Chapitre 7 – les trois cités

Le dragon furtif de combat se posa avec une grande discrétion devant les trois cités.
Aramir et le prince Jean descendirent de leur monture et se dirigèrent vers l’entrée principale du royaume.
Les trois cités avaient été construites dans la pierre de la montagne, elles étaient mitoyennes et présentaient trois entrées distinctes qui ressemblaient à des arches.
Devant chaque arche, il y avait une sorte de poste de garde.
Aramir et Jean s’approchèrent encore et ils virent le premier gardien.
Le chevalier était en armure et lourdement armée, il gardait l’entrée de la première cité.
Gravée sur la première arche et dans la roche, il y avait écrit ;
« Ici repose la reine Kate, seul un roi de l’alliance de la première légion peut la réveiller »
Aramir s’adressa alors au chevalier :
-je suis Aramir roi de la cité d’Enelye, seigneur de la première légion et je demande audience à la reine.
Le chevalier répondit avec un léger sourire :
-Monseigneur, il vous faut d’abord résoudre l’énigme que seul un souverain de la première légion pourrait résoudre.
Aramir et le prince Jean se regardèrent dans les yeux, ils se souvenaient des énigmes que les gardiens posaient aux voyageurs et ce qui leur arrivait s’ils répondaient faux.
Le prince Jean fit un pas en avant.
-parle…

Le chevalier posa alors son énigme aux deux guerriers.
« Je suis belle et lumineuse, je suis la compagne de l’homme dès son âge adulte, je vis à ses cotés, je le respecte et je le protège, je lui apporte force et soutien, et grâce à moi, il peut se forger un nom et assurer sa descendance, placée toujours à sa gauche, je ne le quitte jamais, il lui arrive de me parler mais je ne lui réponds jamais ; qui suis-je ? »
Aramir regarda Le prince Jean et lui chuchota à l’oreille :
-c’est une femme, ca ne fait aucun doute !
-non répondit le prince, une femme a du répondant et une femme ne forge rien, et dans la plupart de nos coutumes tribales nos femmes ne sont pas toujours à nos cotés, ne serait-ce que pour les banquets que nous donnons en l’honneur de nos victoires. Ça n’est pas une femme, mais une épée !
Le chevalier avait entendu la réponse du prince Jean.
Vous êtes les premiers à avoir répondu juste, vous pouvez entrer …

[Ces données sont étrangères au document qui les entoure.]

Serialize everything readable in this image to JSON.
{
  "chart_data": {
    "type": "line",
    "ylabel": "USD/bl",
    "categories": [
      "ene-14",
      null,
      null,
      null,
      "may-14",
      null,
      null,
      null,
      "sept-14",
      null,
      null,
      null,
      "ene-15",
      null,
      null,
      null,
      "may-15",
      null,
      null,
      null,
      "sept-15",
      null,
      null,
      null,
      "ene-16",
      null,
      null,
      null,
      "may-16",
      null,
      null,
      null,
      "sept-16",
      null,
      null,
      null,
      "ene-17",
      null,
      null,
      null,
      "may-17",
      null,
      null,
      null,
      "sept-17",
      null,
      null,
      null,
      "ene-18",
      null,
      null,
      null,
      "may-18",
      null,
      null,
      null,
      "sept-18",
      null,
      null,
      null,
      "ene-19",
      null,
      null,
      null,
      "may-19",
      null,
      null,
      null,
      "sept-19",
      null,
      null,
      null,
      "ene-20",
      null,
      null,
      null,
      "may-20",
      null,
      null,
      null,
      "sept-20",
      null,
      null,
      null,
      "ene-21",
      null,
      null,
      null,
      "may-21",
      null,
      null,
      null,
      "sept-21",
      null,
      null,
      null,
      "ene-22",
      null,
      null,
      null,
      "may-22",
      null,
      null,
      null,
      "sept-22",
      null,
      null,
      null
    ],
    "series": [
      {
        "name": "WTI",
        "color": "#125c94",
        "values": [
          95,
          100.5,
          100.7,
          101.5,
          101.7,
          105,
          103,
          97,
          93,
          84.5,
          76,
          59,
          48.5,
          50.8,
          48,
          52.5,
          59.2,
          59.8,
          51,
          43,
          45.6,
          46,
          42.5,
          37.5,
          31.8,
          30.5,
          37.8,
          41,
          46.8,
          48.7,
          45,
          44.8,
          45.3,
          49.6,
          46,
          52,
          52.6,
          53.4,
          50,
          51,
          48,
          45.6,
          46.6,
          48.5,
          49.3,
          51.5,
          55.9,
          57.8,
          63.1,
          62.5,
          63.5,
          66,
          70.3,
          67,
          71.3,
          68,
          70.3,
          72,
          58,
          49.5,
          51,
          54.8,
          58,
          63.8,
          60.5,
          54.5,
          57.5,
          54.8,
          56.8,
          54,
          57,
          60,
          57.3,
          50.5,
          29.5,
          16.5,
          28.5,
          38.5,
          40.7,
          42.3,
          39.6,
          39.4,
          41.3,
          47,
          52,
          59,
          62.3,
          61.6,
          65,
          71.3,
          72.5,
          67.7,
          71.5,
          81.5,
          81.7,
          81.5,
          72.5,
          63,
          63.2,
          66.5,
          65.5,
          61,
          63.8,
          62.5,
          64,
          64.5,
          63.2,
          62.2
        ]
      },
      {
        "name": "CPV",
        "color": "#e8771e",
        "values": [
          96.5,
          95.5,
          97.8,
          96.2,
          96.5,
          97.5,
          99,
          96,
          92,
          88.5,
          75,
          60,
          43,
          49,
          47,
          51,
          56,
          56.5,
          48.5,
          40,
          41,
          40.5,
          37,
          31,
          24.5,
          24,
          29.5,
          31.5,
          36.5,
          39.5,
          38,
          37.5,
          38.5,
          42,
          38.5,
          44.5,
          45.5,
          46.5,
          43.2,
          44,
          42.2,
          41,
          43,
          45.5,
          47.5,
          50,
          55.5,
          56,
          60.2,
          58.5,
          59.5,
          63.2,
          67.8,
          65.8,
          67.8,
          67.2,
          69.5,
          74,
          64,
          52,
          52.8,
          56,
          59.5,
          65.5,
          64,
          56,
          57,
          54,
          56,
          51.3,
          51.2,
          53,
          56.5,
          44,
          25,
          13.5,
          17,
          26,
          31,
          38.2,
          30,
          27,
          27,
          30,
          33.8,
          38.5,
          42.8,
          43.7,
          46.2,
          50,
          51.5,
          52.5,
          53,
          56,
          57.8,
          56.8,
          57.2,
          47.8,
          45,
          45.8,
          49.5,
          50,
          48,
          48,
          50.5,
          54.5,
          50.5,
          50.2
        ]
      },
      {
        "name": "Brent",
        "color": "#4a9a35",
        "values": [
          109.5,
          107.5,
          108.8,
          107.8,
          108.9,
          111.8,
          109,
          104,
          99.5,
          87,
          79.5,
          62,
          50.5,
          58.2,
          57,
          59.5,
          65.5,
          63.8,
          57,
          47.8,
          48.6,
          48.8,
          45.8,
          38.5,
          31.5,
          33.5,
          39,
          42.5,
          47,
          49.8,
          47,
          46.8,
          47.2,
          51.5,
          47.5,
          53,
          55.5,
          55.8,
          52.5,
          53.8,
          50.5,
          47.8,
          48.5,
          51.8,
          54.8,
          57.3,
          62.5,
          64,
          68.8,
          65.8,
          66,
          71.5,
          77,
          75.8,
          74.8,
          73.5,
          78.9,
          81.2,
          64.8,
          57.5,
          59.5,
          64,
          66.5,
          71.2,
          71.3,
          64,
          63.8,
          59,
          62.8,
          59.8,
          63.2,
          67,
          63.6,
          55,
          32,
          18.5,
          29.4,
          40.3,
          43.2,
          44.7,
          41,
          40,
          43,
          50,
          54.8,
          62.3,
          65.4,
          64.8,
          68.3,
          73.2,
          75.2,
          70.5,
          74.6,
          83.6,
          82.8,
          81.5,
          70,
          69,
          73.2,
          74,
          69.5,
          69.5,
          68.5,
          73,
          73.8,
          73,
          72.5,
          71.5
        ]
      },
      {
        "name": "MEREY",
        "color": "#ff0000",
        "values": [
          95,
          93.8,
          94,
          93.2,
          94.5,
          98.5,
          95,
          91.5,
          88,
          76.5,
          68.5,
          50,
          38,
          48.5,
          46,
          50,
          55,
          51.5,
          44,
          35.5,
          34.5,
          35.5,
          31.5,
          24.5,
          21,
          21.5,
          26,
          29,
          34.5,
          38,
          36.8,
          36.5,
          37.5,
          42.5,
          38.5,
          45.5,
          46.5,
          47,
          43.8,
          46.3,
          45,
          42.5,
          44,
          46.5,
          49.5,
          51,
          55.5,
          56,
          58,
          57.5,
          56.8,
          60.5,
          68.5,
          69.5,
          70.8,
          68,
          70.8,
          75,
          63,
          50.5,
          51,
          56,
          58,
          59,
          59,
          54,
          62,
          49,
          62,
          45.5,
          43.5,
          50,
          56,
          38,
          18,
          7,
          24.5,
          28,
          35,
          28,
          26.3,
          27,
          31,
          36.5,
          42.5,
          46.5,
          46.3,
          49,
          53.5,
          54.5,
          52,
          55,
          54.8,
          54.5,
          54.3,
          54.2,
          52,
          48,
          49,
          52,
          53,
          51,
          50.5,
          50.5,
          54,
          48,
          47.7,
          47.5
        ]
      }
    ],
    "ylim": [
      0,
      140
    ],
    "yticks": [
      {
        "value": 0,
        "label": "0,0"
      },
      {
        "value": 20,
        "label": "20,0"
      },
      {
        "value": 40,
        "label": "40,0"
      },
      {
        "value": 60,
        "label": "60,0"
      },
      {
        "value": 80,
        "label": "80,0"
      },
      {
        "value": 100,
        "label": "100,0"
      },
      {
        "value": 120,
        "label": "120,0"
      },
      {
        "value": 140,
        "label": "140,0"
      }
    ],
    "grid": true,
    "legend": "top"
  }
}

Les deux rois et la reine des trois cités avaient combattu pendant de nombreuses années sous l’étendard de la première légion avec force et courage.
Ils avaient à eux trois bâti leur cité ensemble dans la roche la plus dure ; leur royaume était de ce fait imprenable !
La reine Kathe, le roi Patrick et le roi Pascal appelé aussi capitaine courageux du aux prouesses énormes qu’il avait effectué alors qu’il n’avait même pas atteint ses trente printemps formaient ainsi la plus puissante cité de ce monde.
Las des batailles et largement récompensés par le plus grand seigneur de la première légion, ils avaient choisi la méditation.
Atlanta qui avait combattu à leur coté leur avait expliqué que seule la méditation pouvait apporter la paix et que la paix n’était pas forcément synonyme de faiblesse.
Le magicien les avait ainsi dénommé les gardiens, il les avait endormi et seul un souverain de la première légion, ayant correctement répondu aux énigmes des trois cités pourrait les réveiller.
Aramir et le prince Jean entrèrent dans la première grand’salle des trois cités et virent le sarcophage dans lequel reposait la reine Kathe…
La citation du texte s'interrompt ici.